Ousmane Sow est un nom qui n’est plus tout à fait inconnu des Parisiens. En 1999, ils ont vécu avec ses statues pendant deux mois, sans se lasser de les voir et les revoir sur les affiches ou sur le pont des Arts où elles étaient exposées. Des centaines de milliers de curieux ont défilé devant les Noubas, les Peuls et les Indiens, intrigués, fascinés, enthousiasmés ou dégoûtés. L’artiste n’est plus là depuis longtemps, comme si ce formidable succès n’avait jamais existé, ou si peu. Parti rejoindre son "Sphinx", sa maison de Dakar où il vit, pense et crée.

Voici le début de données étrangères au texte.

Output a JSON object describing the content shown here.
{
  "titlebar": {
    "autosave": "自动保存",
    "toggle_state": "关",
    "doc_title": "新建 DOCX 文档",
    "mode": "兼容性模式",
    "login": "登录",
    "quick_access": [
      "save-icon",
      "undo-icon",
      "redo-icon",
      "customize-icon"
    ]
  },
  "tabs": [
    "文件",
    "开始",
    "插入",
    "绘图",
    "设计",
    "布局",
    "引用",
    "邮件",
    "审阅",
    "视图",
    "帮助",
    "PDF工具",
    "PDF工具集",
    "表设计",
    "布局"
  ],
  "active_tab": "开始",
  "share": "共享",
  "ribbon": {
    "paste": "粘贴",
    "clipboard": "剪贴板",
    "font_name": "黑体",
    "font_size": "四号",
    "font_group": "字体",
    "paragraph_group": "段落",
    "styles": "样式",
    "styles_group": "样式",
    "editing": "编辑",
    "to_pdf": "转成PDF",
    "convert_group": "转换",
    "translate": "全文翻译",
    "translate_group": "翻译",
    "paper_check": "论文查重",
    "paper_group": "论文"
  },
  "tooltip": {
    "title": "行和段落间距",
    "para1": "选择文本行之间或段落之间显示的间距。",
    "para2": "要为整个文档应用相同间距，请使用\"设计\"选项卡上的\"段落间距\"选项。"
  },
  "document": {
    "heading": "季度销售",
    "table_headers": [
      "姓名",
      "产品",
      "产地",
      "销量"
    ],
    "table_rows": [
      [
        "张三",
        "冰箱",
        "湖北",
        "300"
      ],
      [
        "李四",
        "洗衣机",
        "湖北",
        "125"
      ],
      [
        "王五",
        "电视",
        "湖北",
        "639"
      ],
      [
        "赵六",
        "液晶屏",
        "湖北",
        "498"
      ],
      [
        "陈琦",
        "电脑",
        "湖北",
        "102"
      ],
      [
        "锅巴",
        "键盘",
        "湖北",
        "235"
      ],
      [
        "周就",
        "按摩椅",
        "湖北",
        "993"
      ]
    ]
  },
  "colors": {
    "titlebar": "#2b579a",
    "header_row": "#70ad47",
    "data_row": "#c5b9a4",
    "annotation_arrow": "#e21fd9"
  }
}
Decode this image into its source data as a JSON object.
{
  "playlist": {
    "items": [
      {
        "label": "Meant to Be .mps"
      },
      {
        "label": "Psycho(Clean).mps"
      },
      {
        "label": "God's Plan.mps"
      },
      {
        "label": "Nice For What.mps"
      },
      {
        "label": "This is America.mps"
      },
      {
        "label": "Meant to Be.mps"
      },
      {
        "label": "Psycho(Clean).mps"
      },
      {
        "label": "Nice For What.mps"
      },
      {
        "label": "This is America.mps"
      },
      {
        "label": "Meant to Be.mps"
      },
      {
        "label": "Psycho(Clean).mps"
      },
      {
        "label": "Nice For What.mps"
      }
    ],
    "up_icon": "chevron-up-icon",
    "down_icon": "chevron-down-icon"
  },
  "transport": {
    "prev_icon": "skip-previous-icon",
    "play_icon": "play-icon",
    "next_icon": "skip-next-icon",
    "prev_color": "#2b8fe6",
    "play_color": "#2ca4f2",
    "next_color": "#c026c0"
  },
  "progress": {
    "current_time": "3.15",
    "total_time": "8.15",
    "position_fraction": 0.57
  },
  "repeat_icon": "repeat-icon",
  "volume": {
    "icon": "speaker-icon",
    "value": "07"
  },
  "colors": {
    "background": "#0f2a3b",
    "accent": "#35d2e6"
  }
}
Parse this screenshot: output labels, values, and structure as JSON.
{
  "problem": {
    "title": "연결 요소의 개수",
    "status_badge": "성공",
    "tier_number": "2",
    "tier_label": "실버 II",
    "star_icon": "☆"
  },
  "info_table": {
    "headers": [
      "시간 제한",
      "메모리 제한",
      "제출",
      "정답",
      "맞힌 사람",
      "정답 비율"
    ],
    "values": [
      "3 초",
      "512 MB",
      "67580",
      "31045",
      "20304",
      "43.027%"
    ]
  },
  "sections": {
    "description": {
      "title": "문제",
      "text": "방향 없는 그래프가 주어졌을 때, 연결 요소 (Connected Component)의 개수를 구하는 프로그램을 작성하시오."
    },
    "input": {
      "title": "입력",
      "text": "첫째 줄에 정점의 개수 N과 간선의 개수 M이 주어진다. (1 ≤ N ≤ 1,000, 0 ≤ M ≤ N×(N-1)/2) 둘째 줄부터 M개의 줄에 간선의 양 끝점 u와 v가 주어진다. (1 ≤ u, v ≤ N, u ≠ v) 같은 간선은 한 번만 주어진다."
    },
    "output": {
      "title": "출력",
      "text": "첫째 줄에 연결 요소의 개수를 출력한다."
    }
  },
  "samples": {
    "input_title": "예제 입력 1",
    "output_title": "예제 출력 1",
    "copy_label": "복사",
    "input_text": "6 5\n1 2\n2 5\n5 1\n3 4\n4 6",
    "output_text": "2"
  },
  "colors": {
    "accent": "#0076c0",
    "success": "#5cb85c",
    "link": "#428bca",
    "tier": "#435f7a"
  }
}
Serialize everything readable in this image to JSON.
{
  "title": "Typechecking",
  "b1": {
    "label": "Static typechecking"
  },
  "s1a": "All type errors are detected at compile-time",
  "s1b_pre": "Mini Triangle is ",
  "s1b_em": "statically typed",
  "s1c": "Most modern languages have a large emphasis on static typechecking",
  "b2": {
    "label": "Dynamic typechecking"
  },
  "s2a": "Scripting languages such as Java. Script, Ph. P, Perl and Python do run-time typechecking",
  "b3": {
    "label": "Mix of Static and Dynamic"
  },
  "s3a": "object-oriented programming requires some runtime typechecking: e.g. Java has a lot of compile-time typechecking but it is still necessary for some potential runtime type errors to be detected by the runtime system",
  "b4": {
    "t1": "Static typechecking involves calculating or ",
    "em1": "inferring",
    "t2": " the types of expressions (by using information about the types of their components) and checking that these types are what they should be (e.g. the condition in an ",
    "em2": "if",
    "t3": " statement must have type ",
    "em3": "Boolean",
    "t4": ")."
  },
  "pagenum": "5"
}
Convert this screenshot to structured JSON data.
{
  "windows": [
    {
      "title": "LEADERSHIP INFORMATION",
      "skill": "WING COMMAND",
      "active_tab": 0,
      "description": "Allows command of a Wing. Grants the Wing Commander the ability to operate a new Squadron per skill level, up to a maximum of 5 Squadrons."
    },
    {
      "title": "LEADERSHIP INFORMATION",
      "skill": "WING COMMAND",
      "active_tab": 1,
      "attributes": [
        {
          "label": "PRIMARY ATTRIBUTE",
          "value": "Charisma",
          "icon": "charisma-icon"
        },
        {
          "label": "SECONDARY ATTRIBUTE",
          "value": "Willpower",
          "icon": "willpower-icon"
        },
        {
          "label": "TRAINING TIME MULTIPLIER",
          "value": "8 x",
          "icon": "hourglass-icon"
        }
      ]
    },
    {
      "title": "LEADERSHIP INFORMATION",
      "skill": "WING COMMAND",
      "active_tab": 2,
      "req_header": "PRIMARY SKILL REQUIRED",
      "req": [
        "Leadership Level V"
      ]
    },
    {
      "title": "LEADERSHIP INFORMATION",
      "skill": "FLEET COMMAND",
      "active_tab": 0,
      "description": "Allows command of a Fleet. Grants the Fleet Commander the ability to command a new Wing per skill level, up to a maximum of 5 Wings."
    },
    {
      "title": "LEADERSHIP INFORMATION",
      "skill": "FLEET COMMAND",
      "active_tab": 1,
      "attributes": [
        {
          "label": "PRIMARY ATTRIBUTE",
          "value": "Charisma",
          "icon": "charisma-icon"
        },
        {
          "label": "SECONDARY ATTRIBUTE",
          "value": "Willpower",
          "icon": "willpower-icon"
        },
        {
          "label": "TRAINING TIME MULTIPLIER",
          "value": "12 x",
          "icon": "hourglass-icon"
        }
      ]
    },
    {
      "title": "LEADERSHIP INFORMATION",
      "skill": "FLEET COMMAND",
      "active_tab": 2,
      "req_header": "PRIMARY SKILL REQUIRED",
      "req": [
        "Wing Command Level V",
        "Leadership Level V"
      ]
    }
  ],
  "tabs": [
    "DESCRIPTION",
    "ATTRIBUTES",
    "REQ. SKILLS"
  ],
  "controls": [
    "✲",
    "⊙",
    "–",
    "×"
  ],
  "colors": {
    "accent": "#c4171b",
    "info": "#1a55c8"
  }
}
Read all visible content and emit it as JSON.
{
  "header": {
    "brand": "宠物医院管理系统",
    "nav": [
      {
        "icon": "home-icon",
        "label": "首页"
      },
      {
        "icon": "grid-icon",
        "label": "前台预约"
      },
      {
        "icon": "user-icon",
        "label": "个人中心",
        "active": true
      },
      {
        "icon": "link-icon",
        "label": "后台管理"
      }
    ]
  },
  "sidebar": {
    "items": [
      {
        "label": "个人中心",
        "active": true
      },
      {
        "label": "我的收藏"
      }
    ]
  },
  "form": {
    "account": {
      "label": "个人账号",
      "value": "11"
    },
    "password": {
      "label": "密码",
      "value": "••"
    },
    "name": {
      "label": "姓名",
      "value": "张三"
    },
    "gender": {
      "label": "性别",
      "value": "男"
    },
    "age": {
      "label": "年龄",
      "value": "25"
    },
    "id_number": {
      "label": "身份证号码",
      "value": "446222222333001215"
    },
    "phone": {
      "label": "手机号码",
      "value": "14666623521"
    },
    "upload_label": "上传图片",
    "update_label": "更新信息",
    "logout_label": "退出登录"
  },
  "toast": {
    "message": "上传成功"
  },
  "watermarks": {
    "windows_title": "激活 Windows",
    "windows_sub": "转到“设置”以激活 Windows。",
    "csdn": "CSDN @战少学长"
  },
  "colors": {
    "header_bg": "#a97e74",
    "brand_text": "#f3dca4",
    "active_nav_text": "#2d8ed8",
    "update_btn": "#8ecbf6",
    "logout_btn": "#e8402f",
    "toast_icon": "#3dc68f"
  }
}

D’atelier, il n’a pas. Juste un bout de jardin poussiéreux, un morceau de cour vite envahi par les carcasses métalliques qui ossifient ses personnages, par les bidons où stagne la matière étrange et unique dont il façonne les muscles des statues, dont il a entièrement recouvert la maison. Y flotte une odeur permanente de colle et d’essence de térébenthine.
Géant débonnaire aux yeux fixés sur un ailleurs qui s’échappe, Sow aime aller d’une pièce à une autre, d’une passerelle à un couloir, foulant le carrelage multicolore qui, à lui seul, meuble le vide. Il aime le silence et la solitude de la salle de méditation et la promiscuité des corps en création. Avare de mots, économe de gestes, il ne s’émeut qu’auprès de ses créatures. Là, son coeur bat plus fort. Démiurge en miniature, il modèle en vase clos des êtres figés plus grands que nature, règnant en maître absolu sur ces contradictions dont, de temps à autre, il partage la genèse avec un interlocuteur. Alors la porte s’ouvre, celle de l’atelier livre passage à l’oeuvre d’art, celle de l’esprit, à son interprétation.